2-Arachidonoyl-sn-glycero-3-phosphate, an arachidonic acid-containing lysophosphatidic acid: occurrence and rapid enzymatic conversion to 2-arachidonoyl-sn-glycerol, a cannabinoid receptor ligand, in rat brain.

A substantial amount of lysophosphatidic acid (LPA) (15.66 nmol/g tissue) was found to occur in the brain isolated from rats killed in liquid nitrogen. We found that a significant portion of brain LPA was accounted for by the arachidonic acid-containing species (5.4%). We obtained evidence that both 2-arachidonoyl species and 1-arachidonoyl species of LPA are present. The occurrence of 2-arachidonoyl LPA in the brain (0.53 nmol/g tissue) is a notable observation, because of its structural resemblance to 2-arachidonoyl-sn-glycerol (2-AG), an endogenous cannabinoid receptor ligand. We then examined the biological activity of 2-arachidonoyl LPA and compared it with that of 2-AG using neuroblastoma x glioma hybrid NG108-15 cells which express both the LPA receptor and cannabinoid CB1 receptor. We found that 2-arachidonoyl LPA interacts with the LPA receptor(s) to elicit the elevation of intracellular free Ca(2+) concentrations, whereas 2-AG interacts exclusively with the cannabinoid CB1 receptor.

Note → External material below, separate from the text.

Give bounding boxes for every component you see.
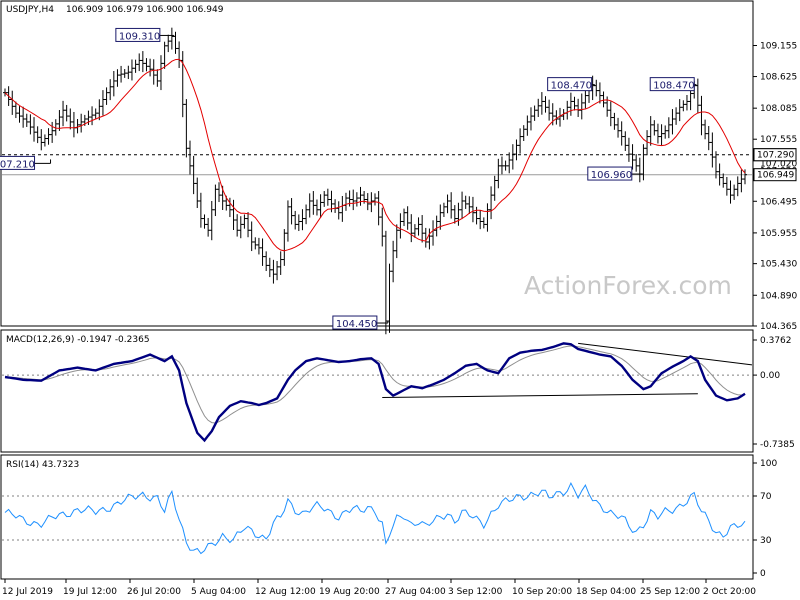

Next, we examined the possible metabolic relationship between 2-arachidonoyl LPA and 2-AG and obtained clear evidence that rapid enzymatic conversion of 2-arachidonoyl LPA to 2-AG took place in the brain homogenate. It is noteworthy that two types of endogenous ligands, that interact with different types of receptors, are closely related metabolically and rapidly interconvert.